A linguagem fílmica é a um tempo, complexa e sedutora já que ela comunica da maneira mais abrangente.

Os gestos constituem o espaço onde a linguagem não-verbal encontra sua melhor prerrogativa. A simples doçura ou a dureza de um olhar pode indiciar situações descritas em páginas. Devem ser realçadas a força e a expressividade do olhar de Clara, descritas no livro e realizadas no filme na bela performance da atriz Meryl Streep. Clara movia os objetos com o olhar, sempre que desejava desviar a atenção dos presentes em relação a um assunto que lhe desagradava. A sua mirada substituía muitas palavras de ternura, bondade, indiferença ou desprezo.

Objetos usados por personagens podem simbolizar o caráter, a disposição ou sua forma de viver. Assim, a bengala usada por Esteban pode ser vista como símbolo do poder e da dominação que ele queria exercer sobre todos.

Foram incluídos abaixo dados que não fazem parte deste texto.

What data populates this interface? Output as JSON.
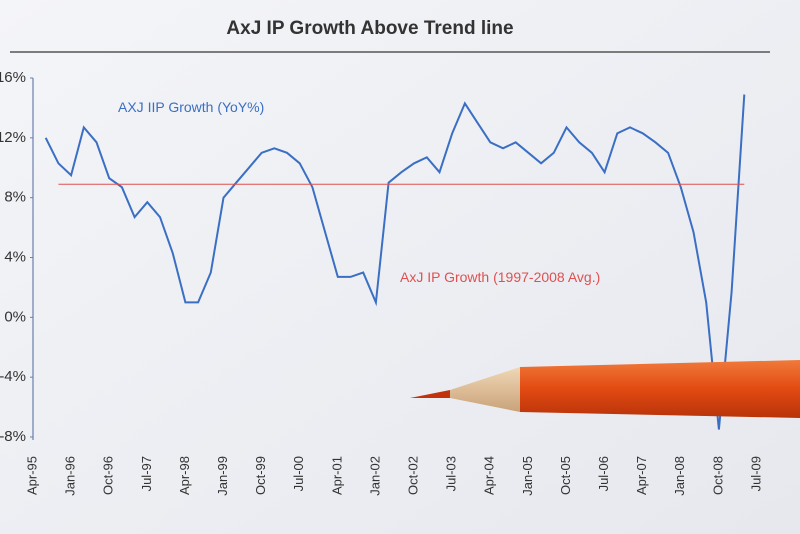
{
  "chart_data": {
    "type": "line",
    "title": "AxJ IP Growth Above Trend line",
    "categories": [
      "Apr-95",
      null,
      null,
      "Jan-96",
      null,
      null,
      "Oct-96",
      null,
      null,
      "Jul-97",
      null,
      null,
      "Apr-98",
      null,
      null,
      "Jan-99",
      null,
      null,
      "Oct-99",
      null,
      null,
      "Jul-00",
      null,
      null,
      "Apr-01",
      null,
      null,
      "Jan-02",
      null,
      null,
      "Oct-02",
      null,
      null,
      "Jul-03",
      null,
      null,
      "Apr-04",
      null,
      null,
      "Jan-05",
      null,
      null,
      "Oct-05",
      null,
      null,
      "Jul-06",
      null,
      null,
      "Apr-07",
      null,
      null,
      "Jan-08",
      null,
      null,
      "Oct-08",
      null,
      null,
      "Jul-09"
    ],
    "series": [
      {
        "name": "AXJ IIP Growth (YoY%)",
        "color": "#3a6fc4",
        "values": [
          null,
          12,
          10.3,
          9.5,
          12.7,
          11.7,
          9.3,
          8.7,
          6.7,
          7.7,
          6.7,
          4.3,
          1,
          1,
          3,
          8,
          9,
          10,
          11,
          11.3,
          11,
          10.3,
          8.7,
          5.7,
          2.7,
          2.7,
          3,
          1,
          9,
          9.7,
          10.3,
          10.7,
          9.7,
          12.3,
          14.3,
          13,
          11.7,
          11.3,
          11.7,
          11,
          10.3,
          11,
          12.7,
          11.7,
          11,
          9.7,
          12.3,
          12.7,
          12.3,
          11.7,
          11,
          8.7,
          5.7,
          1,
          -7.5,
          1.7,
          14.9,
          null
        ]
      },
      {
        "name": "AxJ IP Growth (1997-2008 Avg.)",
        "color": "#e05050",
        "values": [
          null,
          null,
          8.9,
          8.9,
          8.9,
          8.9,
          8.9,
          8.9,
          8.9,
          8.9,
          8.9,
          8.9,
          8.9,
          8.9,
          8.9,
          8.9,
          8.9,
          8.9,
          8.9,
          8.9,
          8.9,
          8.9,
          8.9,
          8.9,
          8.9,
          8.9,
          8.9,
          8.9,
          8.9,
          8.9,
          8.9,
          8.9,
          8.9,
          8.9,
          8.9,
          8.9,
          8.9,
          8.9,
          8.9,
          8.9,
          8.9,
          8.9,
          8.9,
          8.9,
          8.9,
          8.9,
          8.9,
          8.9,
          8.9,
          8.9,
          8.9,
          8.9,
          8.9,
          8.9,
          8.9,
          8.9,
          8.9,
          null
        ]
      }
    ],
    "ylim": [
      -8,
      16
    ],
    "yticks": [
      {
        "value": 16,
        "label": "16%"
      },
      {
        "value": 12,
        "label": "12%"
      },
      {
        "value": 8,
        "label": "8%"
      },
      {
        "value": 4,
        "label": "4%"
      },
      {
        "value": 0,
        "label": "0%"
      },
      {
        "value": -4,
        "label": "-4%"
      },
      {
        "value": -8,
        "label": "-8%"
      }
    ]
  }
}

As chaves que Férula usava penduradas na cintura e seu tilintar permanente podem ser vistos como seu desejo de presença, nem sempre pertinente, nos quatro cantos da casa, bem como, de entrada livre em todos os assuntos da família.

Conclui-se que Bille August empobreceu a abordagem do fantástico que o livro alcança, descontextualizou o espaço da história, mas manteve seu núcleo central e seu conteúdo político (ainda que diluído), conforme prometera à Isabel Allende, e conseguiu realizar um filme de qualidade que encanta o público.

 

Bibliografia

ALBAIGÉS OLIVART, José M. Diccionario de nombres de personas. Barcelona: Universitat de Barcelona, 1989.

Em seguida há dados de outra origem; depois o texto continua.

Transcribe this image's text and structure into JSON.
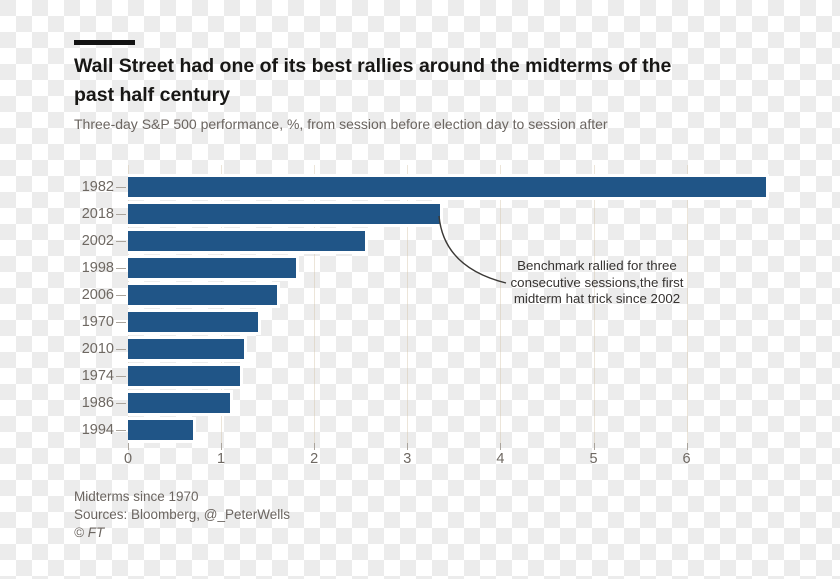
{
  "header": {
    "title_lines": [
      "Wall Street had one of its best rallies around the midterms of the",
      "past half century"
    ],
    "subtitle": "Three-day S&P 500 performance, %, from session before election day to session after"
  },
  "chart_data": {
    "type": "bar",
    "orientation": "horizontal",
    "title": "Wall Street had one of its best rallies around the midterms of the past half century",
    "subtitle": "Three-day S&P 500 performance, %, from session before election day to session after",
    "categories": [
      "1982",
      "2018",
      "2002",
      "1998",
      "2006",
      "1970",
      "2010",
      "1974",
      "1986",
      "1994"
    ],
    "values": [
      6.85,
      3.35,
      2.55,
      1.8,
      1.6,
      1.4,
      1.25,
      1.2,
      1.1,
      0.7
    ],
    "xticks": [
      "0",
      "1",
      "2",
      "3",
      "4",
      "5",
      "6"
    ],
    "xlim": [
      0,
      6.9
    ],
    "xlabel": "",
    "ylabel": "",
    "grid": "vertical-light",
    "legend": "none",
    "bar_color": "#205587",
    "annotation": {
      "text": "Benchmark rallied for three\nconsecutive sessions,the first\nmidterm hat trick since 2002",
      "points_to_category": "2018"
    }
  },
  "footer": {
    "note": "Midterms since 1970",
    "sources": "Sources: Bloomberg, @_PeterWells",
    "copyright": "© FT"
  }
}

ALLENDE, Isabel. La casa de los espíritus. Barcelona: Plaza & Janés editores, 1955.

BARRENECHEA, Ana Maria. La literatura fantástica: función de los códigos socioculturales en la construcción de un género. In: El espacio crítico en el discurso literario. Buenos Aires: Kapeluz, 1985.

CIRLOT, Juan Eduardo. Diccionario de símbolos. Madrid: NCL, 1985.

ECO, Humberto. Como analizar un film. Barcelona: Instrumentos Paidós, 1971.

FOLHA DE SÃO PAULO. São Paulo: 03/06/93.

VAN DEN BOR, A. Dicionário Enciclopédico Bíblico. Petrópolis: Vozes, 1985. 

VAX, Louis: Arte e literatura. Buenos Aires: Eudeba/ Lectores, 1973.